According to Robson, over 550 Michigan farms produce nearly 100 million pounds of quality fresh and frozen blueberries annually on more than 20,000 acres. But the explosive growth in imports, unfair trade practices and market-price manipulation strategically timed to undermine domestic growers at their peak harvest has taken its toll.
“Recent data shows U.S. imports of blueberries have surged by over 62% from 423 million pounds in 2015 to 684 million pounds in 2019 in just the last five years alone,” Robson said. “The value of these imports has more than doubled since 2014, with five countries accounting for more than 98% of total imports over that period.”
In a letter to ITC Chairman Jason Kerns before the ruling, Michigan Farm Bureau President Carl Bednarski noted imports from Peru have increased by more than 3,500%, while imports from Mexico have increased nearly 300%. Imports from Canada and Chile also increased in value during this time he wrote.
“The timing of such imports during Michigan’s harvest period and the extremely low pricing of imports have resulted in a financial hardship for Michigan’s farms,” Bednarski said. “Our growers are struggling to stay in production and deeply concerned that if the surge of imports from foreign countries continues, we will no longer have a blueberry industry in Michigan.”
USHBC/NABC remain neutral
The U.S. Highbush Blueberry Council (USHBC) and North American Blueberry Council (NABC) issued the following statement regarding the ITC ruling.
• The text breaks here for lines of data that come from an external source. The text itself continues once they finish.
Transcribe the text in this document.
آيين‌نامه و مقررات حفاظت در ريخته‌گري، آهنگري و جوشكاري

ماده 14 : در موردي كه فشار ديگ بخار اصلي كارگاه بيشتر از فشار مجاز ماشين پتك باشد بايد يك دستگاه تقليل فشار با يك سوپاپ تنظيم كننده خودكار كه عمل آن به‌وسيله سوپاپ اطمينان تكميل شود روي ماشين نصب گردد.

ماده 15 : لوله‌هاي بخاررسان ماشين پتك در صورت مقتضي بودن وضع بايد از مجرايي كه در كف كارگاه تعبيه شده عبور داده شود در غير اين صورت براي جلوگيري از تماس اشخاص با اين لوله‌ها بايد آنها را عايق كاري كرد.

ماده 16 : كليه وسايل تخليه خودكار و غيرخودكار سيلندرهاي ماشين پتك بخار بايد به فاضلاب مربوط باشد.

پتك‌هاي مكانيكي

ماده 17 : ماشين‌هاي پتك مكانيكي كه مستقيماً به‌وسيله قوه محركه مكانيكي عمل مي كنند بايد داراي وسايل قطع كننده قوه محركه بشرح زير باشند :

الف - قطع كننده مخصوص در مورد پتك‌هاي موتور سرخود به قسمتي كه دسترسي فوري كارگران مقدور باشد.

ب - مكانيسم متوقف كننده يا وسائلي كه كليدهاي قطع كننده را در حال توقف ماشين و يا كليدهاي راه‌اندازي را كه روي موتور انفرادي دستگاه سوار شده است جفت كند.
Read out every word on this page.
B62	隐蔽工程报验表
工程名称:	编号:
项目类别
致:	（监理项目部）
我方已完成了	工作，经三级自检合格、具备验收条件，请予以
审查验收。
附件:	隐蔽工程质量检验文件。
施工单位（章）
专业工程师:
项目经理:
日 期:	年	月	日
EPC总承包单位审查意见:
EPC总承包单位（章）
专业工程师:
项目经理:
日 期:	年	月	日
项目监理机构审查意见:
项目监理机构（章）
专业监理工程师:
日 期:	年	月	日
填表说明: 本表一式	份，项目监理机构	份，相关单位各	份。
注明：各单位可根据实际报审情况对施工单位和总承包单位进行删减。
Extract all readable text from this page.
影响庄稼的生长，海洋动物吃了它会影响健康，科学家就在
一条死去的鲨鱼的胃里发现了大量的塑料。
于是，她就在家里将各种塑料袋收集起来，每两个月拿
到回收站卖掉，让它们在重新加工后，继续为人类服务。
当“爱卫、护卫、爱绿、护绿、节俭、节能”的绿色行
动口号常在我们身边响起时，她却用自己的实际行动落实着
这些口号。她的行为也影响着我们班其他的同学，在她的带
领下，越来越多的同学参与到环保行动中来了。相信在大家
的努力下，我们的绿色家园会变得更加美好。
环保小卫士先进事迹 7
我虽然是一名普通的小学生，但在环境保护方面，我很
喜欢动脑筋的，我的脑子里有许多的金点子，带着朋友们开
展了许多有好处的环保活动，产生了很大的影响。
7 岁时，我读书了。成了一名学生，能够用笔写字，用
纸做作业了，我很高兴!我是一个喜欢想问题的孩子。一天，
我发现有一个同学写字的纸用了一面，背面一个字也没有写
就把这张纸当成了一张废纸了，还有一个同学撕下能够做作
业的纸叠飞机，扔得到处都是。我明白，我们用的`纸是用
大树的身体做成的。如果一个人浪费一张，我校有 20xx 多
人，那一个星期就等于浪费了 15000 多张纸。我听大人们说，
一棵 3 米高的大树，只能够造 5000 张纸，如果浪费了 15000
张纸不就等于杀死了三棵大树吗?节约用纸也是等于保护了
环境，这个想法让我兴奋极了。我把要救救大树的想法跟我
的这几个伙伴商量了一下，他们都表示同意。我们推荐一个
“Last fall, the NABC and USHBC announced that USHBC was not legally able to participate or engage in the ITC investigation or proceedings. Subsequently, NABC board leadership also voted to remain neutral in its role and relationship in order to stay focused on the mission and vision of the USHBC to pursue health research and drive demand and consumption on behalf of the industry. The original NABC/USHBC statement can be found below.
“We recognize the real tension felt in our industry today. With that in mind, the following outlines the manner in which the USHBC and NABC intend to proceed in the days and weeks ahead.”
USHBC is prohibited from engaging in any efforts for the purpose of influencing government action or policy, for that reason, it is not authorized to participate in the 201 investigation.
“USHBC will continue its laser focus on promoting groundbreaking health research and driving the consumption of fresh, frozen and processed blueberries in grocery, online, foodservice, export and food manufacturing channels.
“Our market research shows that blueberry consumption still has tremendous opportunity for substantial growth domestically and internationally and USHBC’s primary role is to help growers benefit from continuing to increase consumer and customer demand.”
“NABC will not be taking a stand on the 201 issue, but will continue aggressively working with the U.S. government on programs to help domestic growers better compete moving forward. We have to address labor costs and regulatory issues, and assist growers in transitioning to varietals that can be more efficiently harvested while improving the consumer experience.”
Both the USHBC and NABC will continue to fight for the short-term viability of our members and the long-term future success of our industry.